L’annonce du passage de Bernard Drainville à la politique active, en tant que candidat du parti Québécois dans Marie-Victorin, n’est pas passée sous silence. La très grande majorité de ses collègues journalistes, tant à Radio-Canada que dans les médias concurrents, se sont montrés surpris et même souvent offusqués face à ce changement de carrière. On remet maintenant en doute son objectivité et son sens de l’éthique dans l’exercice de ses fonctions de journaliste parlementaire à Québec.

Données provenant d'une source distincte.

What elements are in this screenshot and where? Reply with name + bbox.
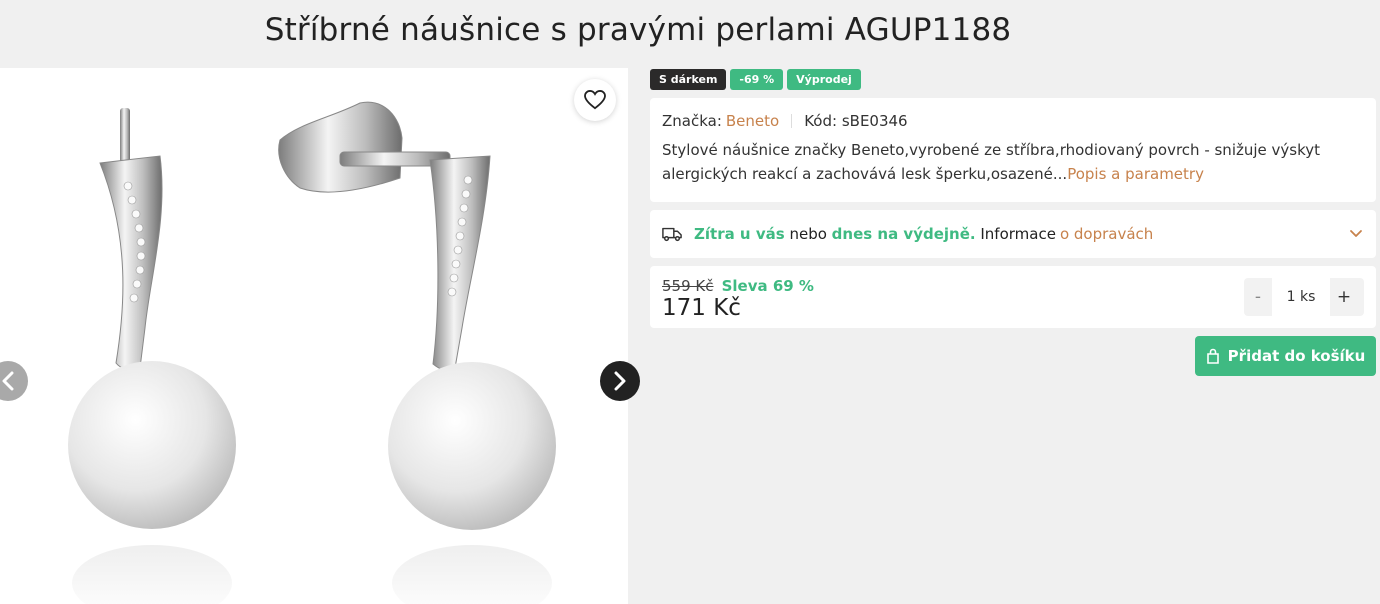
- quantity-input[interactable]: 1 ks: [1272, 278, 1330, 316]
- chevron-right-icon: [614, 371, 626, 391]
- badge-discount: -69 %: [730, 69, 784, 90]
- discount-label: Sleva 69 %: [721, 277, 814, 295]
- quantity-decrease-button[interactable]: -: [1244, 287, 1272, 307]
- quantity-increase-button[interactable]: +: [1330, 287, 1358, 307]
- badge-gift: S dárkem: [650, 69, 727, 90]
- code-value: sBE0346: [841, 112, 908, 130]
- delivery-info-label: Informace: [980, 225, 1056, 243]
- add-to-cart-button[interactable]: Přidat do košíku: [1195, 336, 1376, 376]
- old-price: 559 Kč: [662, 277, 714, 295]
- product-info-card: Značka: Beneto Kód: sBE0346 Stylové náuš…: [650, 98, 1376, 202]
- add-to-cart-label: Přidat do košíku: [1227, 347, 1366, 365]
- badge-list: S dárkem -69 % Výprodej: [650, 69, 861, 90]
- shipping-info-link[interactable]: o dopravách: [1060, 225, 1153, 243]
- shopping-bag-icon: [1206, 348, 1219, 364]
- product-meta: Značka: Beneto Kód: sBE0346: [662, 112, 1364, 130]
- meta-divider: [791, 114, 793, 128]
- delivery-info-row[interactable]: Zítra u vás nebo dnes na výdejně. Inform…: [650, 210, 1376, 258]
- price-card: 559 Kč Sleva 69 % 171 Kč - 1 ks +: [650, 266, 1376, 328]
- delivery-today: dnes na výdejně.: [831, 225, 976, 243]
- page-title: Stříbrné náušnice s pravými perlami AGUP…: [264, 12, 1012, 48]
- gallery-next-button[interactable]: [600, 361, 640, 401]
- brand-label: Značka:: [662, 112, 722, 130]
- chevron-down-icon[interactable]: [1348, 226, 1364, 242]
- description-more-link[interactable]: Popis a parametry: [1067, 165, 1204, 183]
- delivery-or: nebo: [789, 225, 827, 243]
- truck-icon: [662, 227, 682, 242]
- badge-sale: Výprodej: [787, 69, 861, 90]
- wishlist-button[interactable]: [574, 79, 616, 121]
- product-description: Stylové náušnice značky Beneto,vyrobené …: [662, 138, 1364, 186]
- product-gallery[interactable]: [0, 68, 628, 604]
- code-label: Kód:: [804, 112, 838, 130]
- delivery-tomorrow: Zítra u vás: [694, 225, 785, 243]
- description-text: Stylové náušnice značky Beneto,vyrobené …: [662, 141, 1321, 183]
- heart-icon: [584, 90, 606, 110]
- quantity-stepper[interactable]: - 1 ks +: [1244, 278, 1364, 316]
- brand-link[interactable]: Beneto: [726, 112, 779, 130]
- product-image: [68, 101, 556, 604]
- chevron-left-icon: [2, 371, 14, 391]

Que d’hypocrisie de la part du milieu journalistique où l’on semble se complaire dans le rôle de vierge offensée ! De mémoire, personne n’a fait de cas du passage de la politique au domaine journalistique d’anciens ministres tels Jean Lapierre, Yves Séguin et Joseph Facal. Et que dire de Jean-Pierre Charbonneau et Lise Payette qui ont très bien servi la société québécoise après une carrière dans les journaux et à la télé ? Les médias d’aujourd’hui peuvent-ils affirmer que René Lévesque ne faisait pas un travail journalistique honnête parce qu’il a eu un jour la brillante idée de se lancer en politique ?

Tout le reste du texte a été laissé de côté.